The Widow, by Fiona Barton, tells the story of a high profile child abduction from the point of view of the wife of the man accused. It explores how much she may have known at the time, and as time moved on; how far she would be willing to go to protect her husband, and why.
The protagonist, Jean Taylor, was still a teenager when she married the handsome Glen. He worked at a bank and offered her a comfortable life so long as she did as he asked. Jean admired his ambition and enjoyed his attention, content at first to submit to his controlling nature.
When a two year old child goes missing from her front garden, Jean, childless after many years of marriage, blames the mother for leaving her toddler unsupervised. As the police and media scrabble for leads they come knocking on the Taylor’s immaculately kept front door. Jean discovers that her husband harbours unsavoury secrets.
The author worked as a journalist for many years and used her experience of real cases to craft this tale. It is a taut, tense read and utterly compelling. The drip feed of facts from the original case, the police investigation and the media response are woven together to tease the reader.

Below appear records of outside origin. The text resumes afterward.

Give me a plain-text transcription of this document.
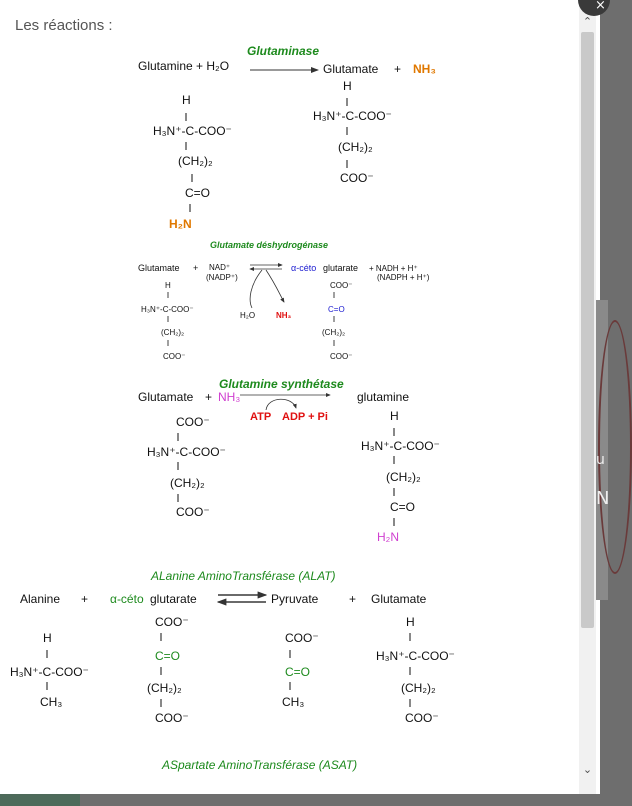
Les réactions :
Glutaminase
Glutamine + H₂O	Glutamate + NH₃
H
H₃N⁺-C-COO⁻
(CH₂)₂
C=O
H₂N
H
H₃N⁺-C-COO⁻
(CH₂)₂
COO⁻
Glutamate déshydrogénase
Glutamate + NAD⁺
(NADP⁺)
H₂O	NH₃
α-céto glutarate + NADH + H⁺
(NADPH + H⁺)
H
H₃N⁺-C-COO⁻
(CH₂)₂
COO⁻
COO⁻
C=O
(CH₂)₂
COO⁻
Glutamine synthétase
Glutamate + NH₃
ATP ADP + Pi
glutamine
COO⁻
H₃N⁺-C-COO⁻
(CH₂)₂
COO⁻
H
H₃N⁺-C-COO⁻
(CH₂)₂
C=O
H₂N
ALanine AminoTransférase (ALAT)
Alanine + α-céto glutarate	Pyruvate	+ Glutamate
H
H₃N⁺-C-COO⁻
CH₃
COO⁻
C=O
(CH₂)₂
COO⁻
COO⁻
C=O
CH₃
H
H₃N⁺-C-COO⁻
(CH₂)₂
COO⁻
ASpartate AminoTransférase (ASAT)
⌃
⌄
u
N
×
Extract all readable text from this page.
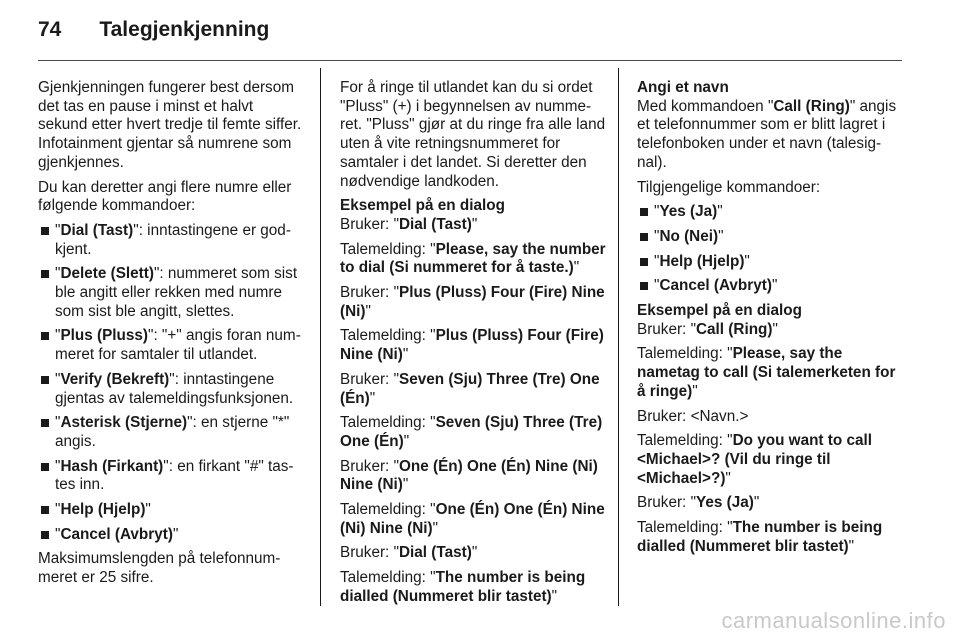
74 Talegjenkjenning

Gjenkjenningen fungerer best dersom det tas en pause i minst et halvt sekund etter hvert tredje til femte siffer. Infotainment gjentar så numrene som gjenkjennes.

Du kan deretter angi flere numre eller følgende kommandoer:

"Dial (Tast)": inntastingene er godkjent.
"Delete (Slett)": nummeret som sist ble angitt eller rekken med numre som sist ble angitt, slettes.
"Plus (Pluss)": "+" angis foran nummeret for samtaler til utlandet.
"Verify (Bekreft)": inntastingene gjentas av talemeldingsfunksjonen.
"Asterisk (Stjerne)": en stjerne "*" angis.
"Hash (Firkant)": en firkant "#" tastes inn.
"Help (Hjelp)"
"Cancel (Avbryt)"

Maksimumslengden på telefonnummeret er 25 sifre.

For å ringe til utlandet kan du si ordet "Pluss" (+) i begynnelsen av nummeret. "Pluss" gjør at du ringe fra alle land uten å vite retningsnummeret for samtaler i det landet. Si deretter den nødvendige landkoden.

Eksempel på en dialog

Bruker: "Dial (Tast)"

Talemelding: "Please, say the number to dial (Si nummeret for å taste.)"

Bruker: "Plus (Pluss) Four (Fire) Nine (Ni)"

Talemelding: "Plus (Pluss) Four (Fire) Nine (Ni)"

Bruker: "Seven (Sju) Three (Tre) One (Én)"

Talemelding: "Seven (Sju) Three (Tre) One (Én)"

Bruker: "One (Én) One (Én) Nine (Ni) Nine (Ni)"

Talemelding: "One (Én) One (Én) Nine (Ni) Nine (Ni)"

Bruker: "Dial (Tast)"

Talemelding: "The number is being dialled (Nummeret blir tastet)"

Angi et navn

Med kommandoen "Call (Ring)" angis et telefonnummer som er blitt lagret i telefonboken under et navn (talesignal).

Tilgjengelige kommandoer:

"Yes (Ja)"
"No (Nei)"
"Help (Hjelp)"
"Cancel (Avbryt)"
Eksempel på en dialog

Bruker: "Call (Ring)"

Talemelding: "Please, say the nametag to call (Si talemerketen for å ringe)"

Bruker: <Navn.>

Talemelding: "Do you want to call <Michael>? (Vil du ringe til <Michael>?)"

Bruker: "Yes (Ja)"

Talemelding: "The number is being dialled (Nummeret blir tastet)"

carmanualsonline.info
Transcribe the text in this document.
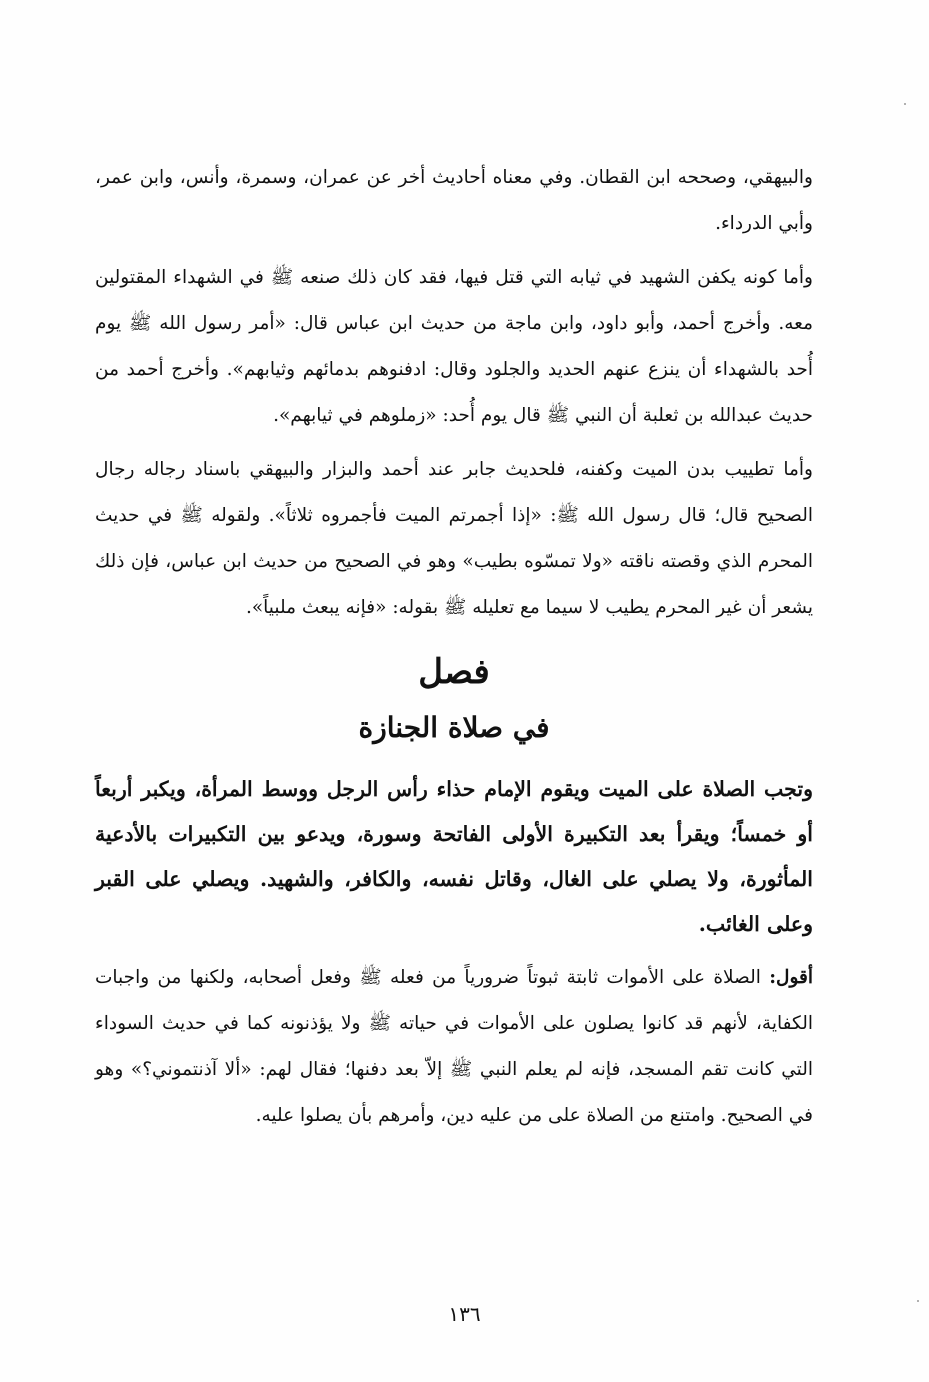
والبيهقي، وصححه ابن القطان. وفي معناه أحاديث أخر عن عمران، وسمرة، وأنس، وابن عمر، وأبي الدرداء.

وأما كونه يكفن الشهيد في ثيابه التي قتل فيها، فقد كان ذلك صنعه ﷺ في الشهداء المقتولين معه. وأخرج أحمد، وأبو داود، وابن ماجة من حديث ابن عباس قال: «أمر رسول الله ﷺ يوم أُحد بالشهداء أن ينزع عنهم الحديد والجلود وقال: ادفنوهم بدمائهم وثيابهم». وأخرج أحمد من حديث عبدالله بن ثعلبة أن النبي ﷺ قال يوم أُحد: «زملوهم في ثيابهم».

وأما تطييب بدن الميت وكفنه، فلحديث جابر عند أحمد والبزار والبيهقي باسناد رجاله رجال الصحيح قال؛ قال رسول الله ﷺ: «إذا أجمرتم الميت فأجمروه ثلاثاً». ولقوله ﷺ في حديث المحرم الذي وقصته ناقته «ولا تمسّوه بطيب» وهو في الصحيح من حديث ابن عباس، فإن ذلك يشعر أن غير المحرم يطيب لا سيما مع تعليله ﷺ بقوله: «فإنه يبعث ملبياً».

فصل
في صلاة الجنازة

وتجب الصلاة على الميت ويقوم الإمام حذاء رأس الرجل ووسط المرأة، ويكبر أربعاً أو خمساً؛ ويقرأ بعد التكبيرة الأولى الفاتحة وسورة، ويدعو بين التكبيرات بالأدعية المأثورة، ولا يصلي على الغال، وقاتل نفسه، والكافر، والشهيد. ويصلي على القبر وعلى الغائب.

أقول: الصلاة على الأموات ثابتة ثبوتاً ضرورياً من فعله ﷺ وفعل أصحابه، ولكنها من واجبات الكفاية، لأنهم قد كانوا يصلون على الأموات في حياته ﷺ ولا يؤذنونه كما في حديث السوداء التي كانت تقم المسجد، فإنه لم يعلم النبي ﷺ إلاّ بعد دفنها؛ فقال لهم: «ألا آذنتموني؟» وهو في الصحيح. وامتنع من الصلاة على من عليه دين، وأمرهم بأن يصلوا عليه.

١٣٦
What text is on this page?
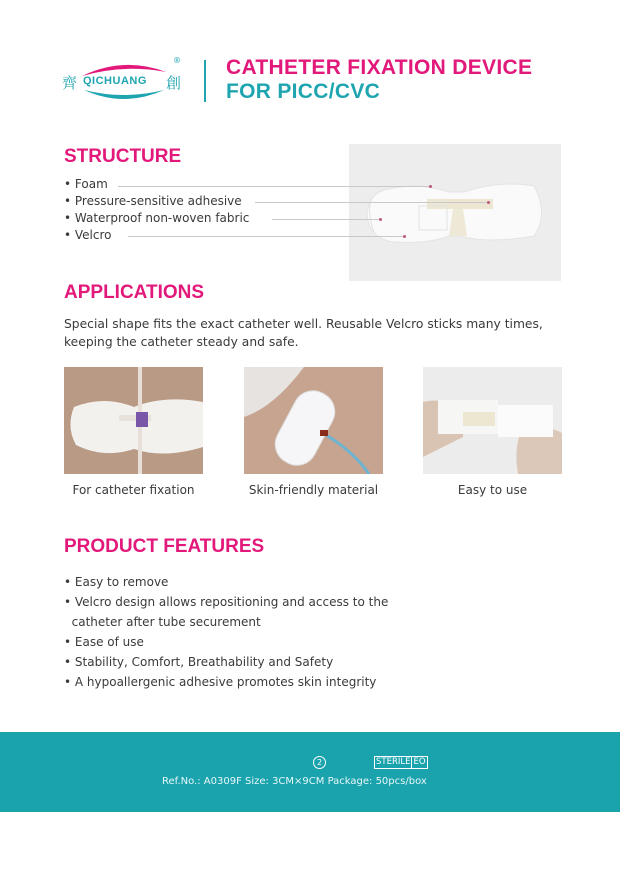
齊 QICHUANG 創
® CATHETER FIXATION DEVICE
FOR PICC/CVC
STRUCTURE
• Foam
• Pressure-sensitive adhesive
• Waterproof non-woven fabric
• Velcro
APPLICATIONS
Special shape fits the exact catheter well. Reusable Velcro sticks many times, keeping the catheter steady and safe.
For catheter fixation	Skin-friendly material	Easy to use
PRODUCT FEATURES
• Easy to remove
• Velcro design allows repositioning and access to the
catheter after tube securement
• Ease of use
• Stability, Comfort, Breathability and Safety
• A hypoallergenic adhesive promotes skin integrity
2	STERILE EO
Ref.No.: A0309F Size: 3CM×9CM Package: 50pcs/box
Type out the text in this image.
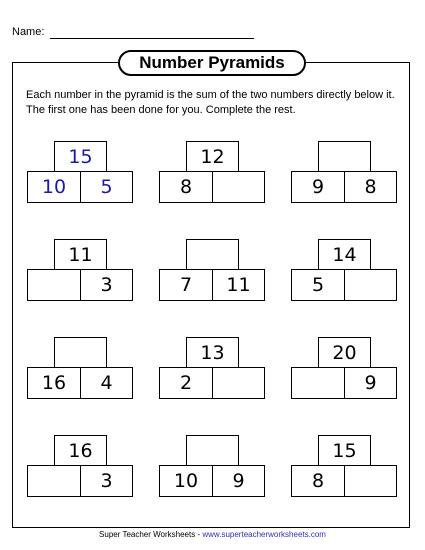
Name:
Number Pyramids
Each number in the pyramid is the sum of the two numbers directly below it. The first one has been done for you. Complete the rest.
15
10	5
12
8	9	8
11
3	7	11
14
5
16	4
13
2
20
9
16
3	10	9
15
8
Super Teacher Worksheets - www.superteacherworksheets.com
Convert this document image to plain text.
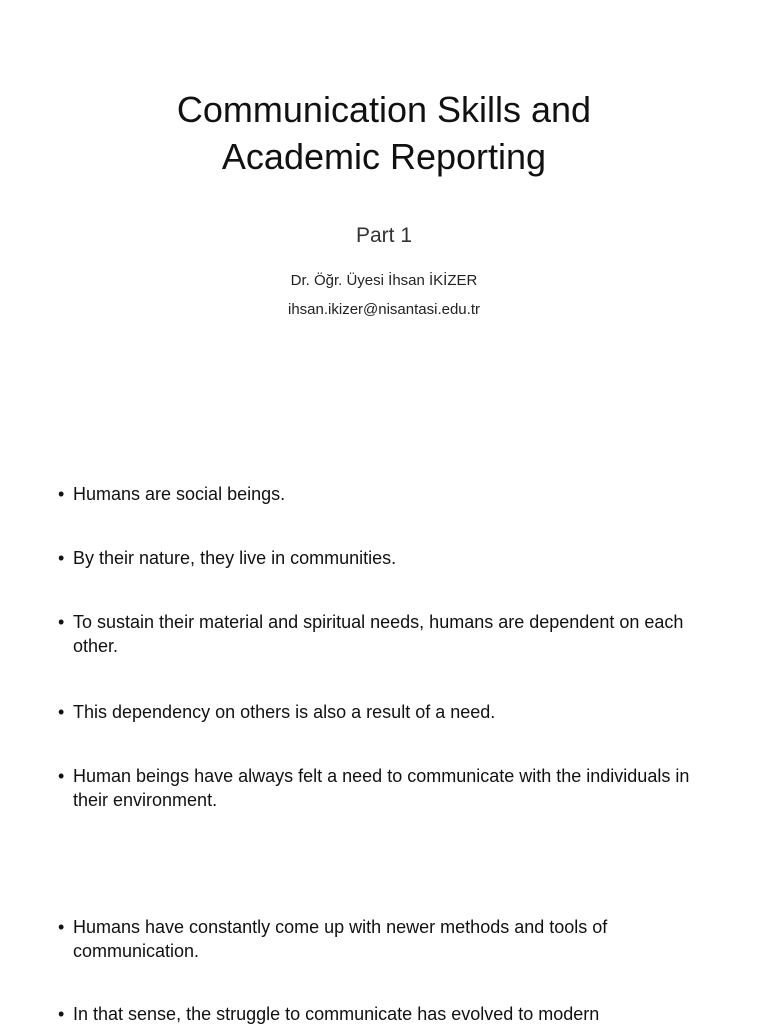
Communication Skills and
Academic Reporting
Part 1
Dr. Öğr. Üyesi İhsan İKİZER
ihsan.ikizer@nisantasi.edu.tr
• Humans are social beings.
• By their nature, they live in communities.
• To sustain their material and spiritual needs, humans are dependent on each other.
• This dependency on others is also a result of a need.
• Human beings have always felt a need to communicate with the individuals in their environment.
• Humans have constantly come up with newer methods and tools of communication.
• In that sense, the struggle to communicate has evolved to modern
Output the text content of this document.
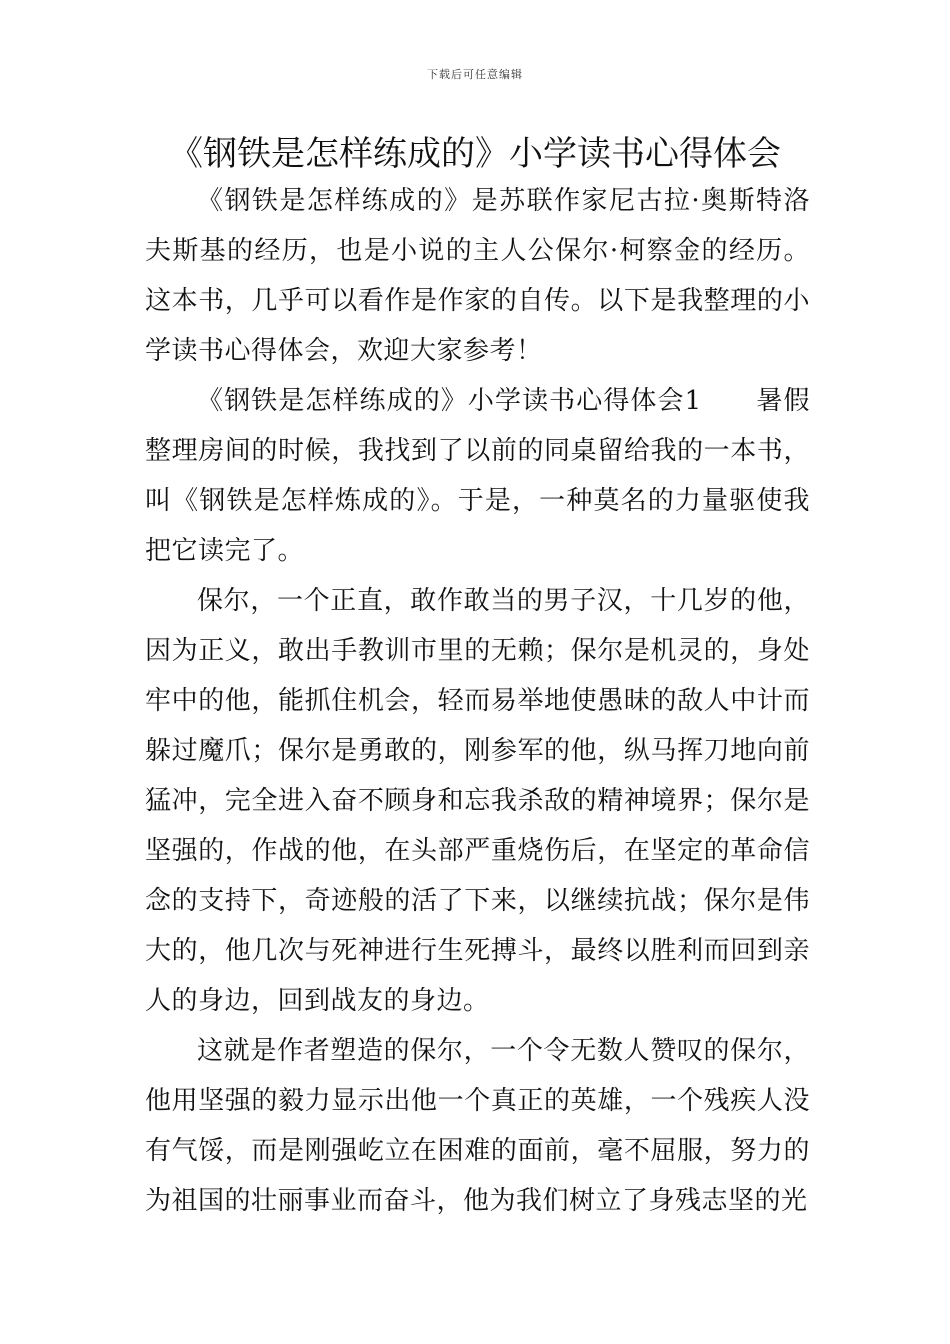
下载后可任意编辑
《钢铁是怎样练成的》小学读书心得体会

《钢铁是怎样练成的》是苏联作家尼古拉·奥斯特洛夫斯基的经历，也是小说的主人公保尔·柯察金的经历。这本书，几乎可以看作是作家的自传。以下是我整理的小学读书心得体会，欢迎大家参考！

《钢铁是怎样练成的》小学读书心得体会1　　暑假整理房间的时候，我找到了以前的同桌留给我的一本书，叫《钢铁是怎样炼成的》。于是，一种莫名的力量驱使我把它读完了。

保尔，一个正直，敢作敢当的男子汉，十几岁的他，因为正义，敢出手教训市里的无赖；保尔是机灵的，身处牢中的他，能抓住机会，轻而易举地使愚昧的敌人中计而躲过魔爪；保尔是勇敢的，刚参军的他，纵马挥刀地向前猛冲，完全进入奋不顾身和忘我杀敌的精神境界；保尔是坚强的，作战的他，在头部严重烧伤后，在坚定的革命信念的支持下，奇迹般的活了下来，以继续抗战；保尔是伟大的，他几次与死神进行生死搏斗，最终以胜利而回到亲人的身边，回到战友的身边。

这就是作者塑造的保尔，一个令无数人赞叹的保尔，他用坚强的毅力显示出他一个真正的英雄，一个残疾人没有气馁，而是刚强屹立在困难的面前，毫不屈服，努力的为祖国的壮丽事业而奋斗，他为我们树立了身残志坚的光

Throughout we have Jean’s thoughts as the love she felt for her husband morphs into contempt banked by fear.
As well as considering the crime, and the horror that any parent must feel when they hear of a child going missing, this is a fascinating exploration of a marriage and how much is overlooked for want of an easier life. Jean does not mourn the death of her husband. She feels a freedom after so many years of putting up with his ways. What is not clear, perhaps even to herself, is how she intends to be now that she may choose.
An impressive debut and a very fine thriller which kept me up late at night and then invaded my dreams. My only regret is that I finished it so quickly. I couldn’t stop turning the pages.
My copy of this book was provided gratis by the publisher, Bantam Press.